The cast speaks out about their newfound fame and the behind-the-scenes action.
What's it like being famous?
I don't consider myself famous; I consider myself a normal guy with a pretty unique job. However, with the show's popularity, people are recognizing me more and more when I'm out. It's kind of "weird," just because I don't grasp the fact that I'm a celebrity, but people come in starstruck. The first time someone asked to take a picture, I turned to them and said, "For what?" The "famous" part hasn't clicked just yet.
You famously said that if it wasn't for you, the store's only publicity would be "an ad in the Yellow Pages"? How does it feel having whole teams of people doing publicity for you now?
I canceled that ad in the Yellow Pages. I still need to focus on the pawn shop; when people are looking for a pawn shop, they need to think of American Jewelry and Loan. Because of the show, a lot of people are already thinking that, which is taking some of the pressure off of the advertising.
Do you wish you'd been better prepared for the success of Hardcore Pawn?
Yeah, we're generating a lot more interest. I'm having daily meetings to tell my staff that it'll be harder to stay grounded in what we're here to do, which is, first and foremost, to run a business. When I'm hiring now, it's created a little bit of a twist, so I have to make sure they're here to do work and not to be famous. There are two aspects of my job – the TV aspect and the working aspect.
Do fans come into the store and try to get you to go on a date with them?
I hear all sorts of crazy things, especially on my Facebook page. You have to take it for what it is: you're on TV, people will find you attractive and ask you out. People will always ask crazy things and I'm not used to it while I'm working. I don't go out on dates with fans, though.
What should we expect to see from you this season?
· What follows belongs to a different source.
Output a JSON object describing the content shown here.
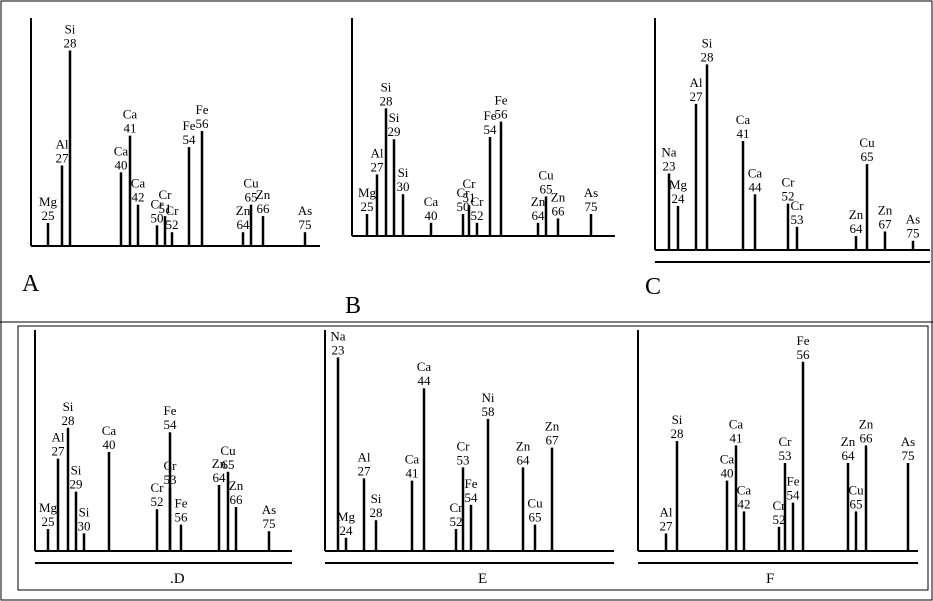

Ashley made a pretty bold statement and you'll see me stick to my guns, trying to make American Jewelry and Loan better. We've had a lot more confrontations... it's everything we've done amplified by 10. I'm a stay-the-course guy, but I get flustered sometimes and, like everyone, have a breaking point and I've reached it a couple of times.
If you had to work with any one family member, who would you choose?
I'm gonna say Ashley. Just kidding! My dad's a great teacher; I think that I can learn a lot from him. He's the most charismatic person I've ever met; he has a natural energy to draw people's interest. If I could just get 10% of what he has, I'd be a very successful man.
What's your least favorite thing about running or working at the store?
There are so many stories I hear on a daily basis from people that are hard up and have nowhere else to turn. I'm still human, and no matter what you see on TV, I still listen to these stories that make it hard to break the business end apart from the human aspect. When I have to turn someone away, I don't know how the person is going to get what they need, so if I have to deny someone a loan, it's the worst part of my day.
What's the craziest thing that ever happened to you on the job?
I had a woman that brought in a cussing bird, and the bird would swear like crazy. That was pretty unique. On the flip side, the woman had some sort of fetish with the bird and would put it – the head of the bird – in her mouth.
Did you buy the bird?
No, I couldn't bring myself to take away what was essentially this woman's life.
What's your biggest strength as a negotiator?
In order to be a good negotiator, you have to not be scared to walk into a deal and you can't back down from your instincts. Most people are too scared to negotiate, but I'm not and if I can strike a deal, I will. Most people are at a disadvantage.
Was there ever a time when you bought a big-ticket item and it turned out to be fake?
Not fake, but if you have an hour and a half, I can show you how I've overpaid over and over again. I had some high-end earrings in a blue box, retail on them was $7,900; the customer asked for $2,500, so it was a great deal. It turns out they bought it from a mall where they essentially paid for the box rather than the merchandise. Ultimately, it was worth only about $150 to sell for scrap. I immediately called Les: "You won't believe what I got." Les said, "How much does it weigh?" "Oh, .07 grams!" "You bought it for the name didn't you?" They sat in the showcase for six years, but when we sold it, we almost broke even on the box. If you want to be first in this business, however, you cannot get mesmerized by names.